Best tool for 3D B&W line drawings?

I am writing to request some advice about whether I should consider OpenGL for a project. My need is to be able draw simple 3D line drawings and create a high resolution print out on letter-size paper, or a high-resolution digital image in, say, JPEG format. I am wondering whether OpenGL can do that, and whether it is the best tool for the job. If not, what other tool might be better?

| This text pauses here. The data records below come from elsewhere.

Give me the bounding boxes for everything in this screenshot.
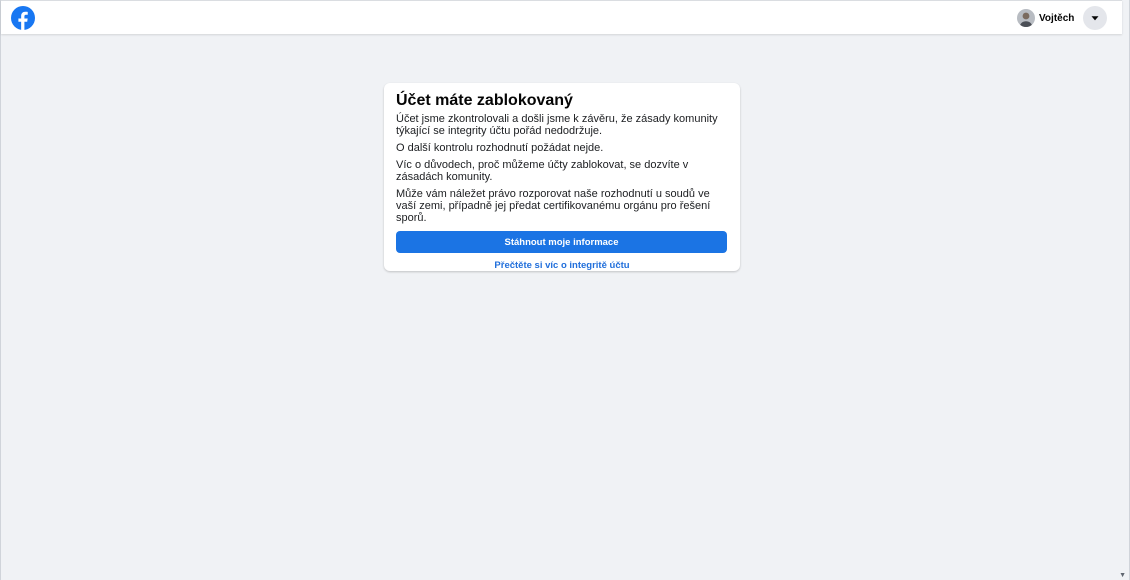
review-paragraph: Účet jsme zkontrolovali a došli jsme k z… [396, 113, 718, 137]
user-avatar [1017, 9, 1035, 27]
profile-button[interactable]: Vojtěch [1017, 9, 1074, 27]
reasons-paragraph: Víc o důvodech, proč můžeme účty zabloko… [396, 159, 689, 183]
facebook-logo-icon[interactable] [11, 6, 35, 30]
blocked-account-card: Účet máte zablokovaný Účet jsme zkontrol… [384, 83, 740, 271]
account-integrity-link[interactable]: Přečtěte si víc o integritě účtu [396, 260, 728, 271]
no-appeal-paragraph: O další kontrolu rozhodnutí požádat nejd… [396, 142, 604, 154]
top-navigation-bar: Vojtěch [1, 0, 1122, 34]
profile-name: Vojtěch [1039, 12, 1075, 24]
card-title: Účet máte zablokovaný [396, 92, 573, 109]
caret-down-icon [1091, 16, 1099, 21]
legal-rights-paragraph: Může vám náležet právo rozporovat naše r… [396, 188, 711, 224]
download-information-button[interactable]: Stáhnout moje informace [396, 231, 727, 253]
scroll-down-arrow-icon[interactable]: ▼ [1119, 572, 1126, 579]
page: Vojtěch Účet máte zablokovaný Účet jsme … [0, 0, 1130, 580]
account-menu-button[interactable] [1083, 6, 1107, 30]
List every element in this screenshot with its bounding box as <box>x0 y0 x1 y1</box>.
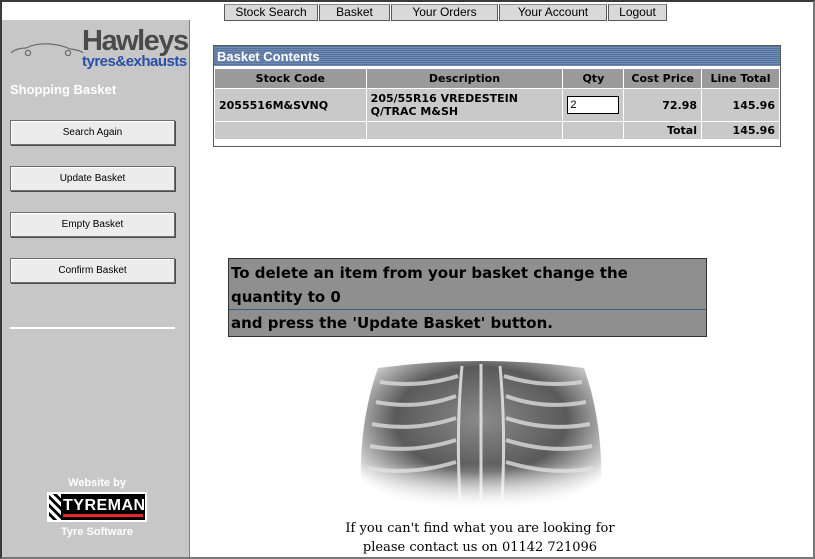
instruction-line-2: and press the 'Update Basket' button. <box>231 314 553 332</box>
tyreman-logo-text: TYREMAN <box>63 497 146 514</box>
tab-logout[interactable]: Logout <box>608 4 667 21</box>
total-value: 145.96 <box>702 122 779 139</box>
column-header-line-total: Line Total <box>702 69 779 88</box>
total-row: Total 145.96 <box>215 122 779 139</box>
basket-title: Basket Contents <box>214 46 780 66</box>
tyre-software-label: Tyre Software <box>61 526 133 538</box>
sidebar: Hawleys tyres&exhausts Shopping Basket S… <box>2 20 190 557</box>
empty-cell <box>215 122 366 139</box>
cost-price-cell: 72.98 <box>624 89 702 121</box>
tab-your-orders[interactable]: Your Orders <box>391 4 498 21</box>
empty-basket-button[interactable]: Empty Basket <box>10 212 175 237</box>
contact-line-2: please contact us on 01142 721096 <box>362 540 598 555</box>
description-cell: 205/55R16 VREDESTEIN Q/TRAC M&SH <box>366 89 563 121</box>
tab-stock-search[interactable]: Stock Search <box>224 4 318 21</box>
stock-code-cell: 2055516M&SVNQ <box>215 89 366 121</box>
confirm-basket-button[interactable]: Confirm Basket <box>10 258 175 283</box>
website-credit: Website by TYREMAN Tyre Software <box>42 477 152 539</box>
empty-cell <box>366 122 563 139</box>
sidebar-divider <box>10 327 175 329</box>
tyre-tread-image <box>350 360 612 508</box>
total-label: Total <box>624 122 702 139</box>
hawleys-logo[interactable]: Hawleys tyres&exhausts <box>6 24 189 76</box>
sidebar-heading: Shopping Basket <box>10 82 117 97</box>
basket-contents-panel: Basket Contents Stock Code Description Q… <box>213 45 781 147</box>
update-basket-button[interactable]: Update Basket <box>10 166 175 191</box>
tyreman-logo[interactable]: TYREMAN <box>47 492 147 522</box>
column-header-stock-code: Stock Code <box>215 69 366 88</box>
search-again-button[interactable]: Search Again <box>10 120 175 145</box>
basket-table: Stock Code Description Qty Cost Price Li… <box>214 68 780 140</box>
checkered-flag-icon <box>49 494 61 520</box>
contact-message: If you can't find what you are looking f… <box>300 519 660 557</box>
logo-tagline-text: tyres&exhausts <box>82 53 187 70</box>
quantity-input[interactable] <box>567 96 620 114</box>
delete-instructions-box: To delete an item from your basket chang… <box>228 258 707 337</box>
column-header-cost-price: Cost Price <box>624 69 702 88</box>
line-total-cell: 145.96 <box>702 89 779 121</box>
car-silhouette-icon <box>10 43 84 56</box>
tab-basket[interactable]: Basket <box>319 4 390 21</box>
empty-cell <box>563 122 624 139</box>
logo-underline <box>63 514 143 517</box>
website-by-label: Website by <box>68 477 126 489</box>
contact-line-1: If you can't find what you are looking f… <box>345 521 615 536</box>
qty-cell <box>563 89 624 121</box>
column-header-description: Description <box>366 69 563 88</box>
tab-your-account[interactable]: Your Account <box>499 4 607 21</box>
table-row: 2055516M&SVNQ 205/55R16 VREDESTEIN Q/TRA… <box>215 89 779 121</box>
instruction-divider <box>229 309 706 310</box>
column-header-qty: Qty <box>563 69 624 88</box>
instruction-line-1: To delete an item from your basket chang… <box>231 264 628 306</box>
table-header-row: Stock Code Description Qty Cost Price Li… <box>215 69 779 88</box>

The drawings are basically equivalent to what you could draw with a pencil–no color, shading or grey scale allowed, just black and white. Lines should be able to have various thicknesses. I need to be able to somehow input surfaces and lines to draw, and have hidden lines removed or possibly drawn dashed. A few examples:

  1. Draw spheres representing Earth and the moon, show the axis, their equators, and the plane of revolution of the moon about Earth. Curved arrows could show the rotation direction of each and the direction of revolution of the moon about Earth.
  2. Draw a slice through a cylinder that contains concentric layers of a substance to be shown in alternating black and white layers.
  3. Draw two approximately parallel slightly curving surfaces with a prismatic finite element between them, showing hidden lines.

It would be nice to be able display the objects in space, and rotate them before printing to get the most effective angle. An overlay layer where I could put text labels (including possibly equations) onto the drawing would be a nice to have, but not necessary. Most important, though, is a quality print of the drawing, so rendering speed is not particularly a concern.

I prefer Linux but have access to Windows XP and Mac. If OpenGL is the way to go, is there a text that is a bit better than others about this particular kind of line drawing?

Thanks for your help!

Man, I love that name :smiley:

OpenGL rocks for line drawing. You just can’t beat it.

If you’re new to OpenGL, the (free) online programming guide will get you up to speed.

It covers line drawing and a whole bunch more, and all in a platform independent way.

When using OpenGL you can have little problem with that high-res thing. Widh 600dpi you can get like 4800x6000 image.
Since you need to print the image then you should render it to a texture. On current hadrware texture size is limited (ATI: 2048x2048, NVIDIA:4096x4096).
So you will probably have to split your image into smaller parts, render them one by one and copy these fragments to system memory.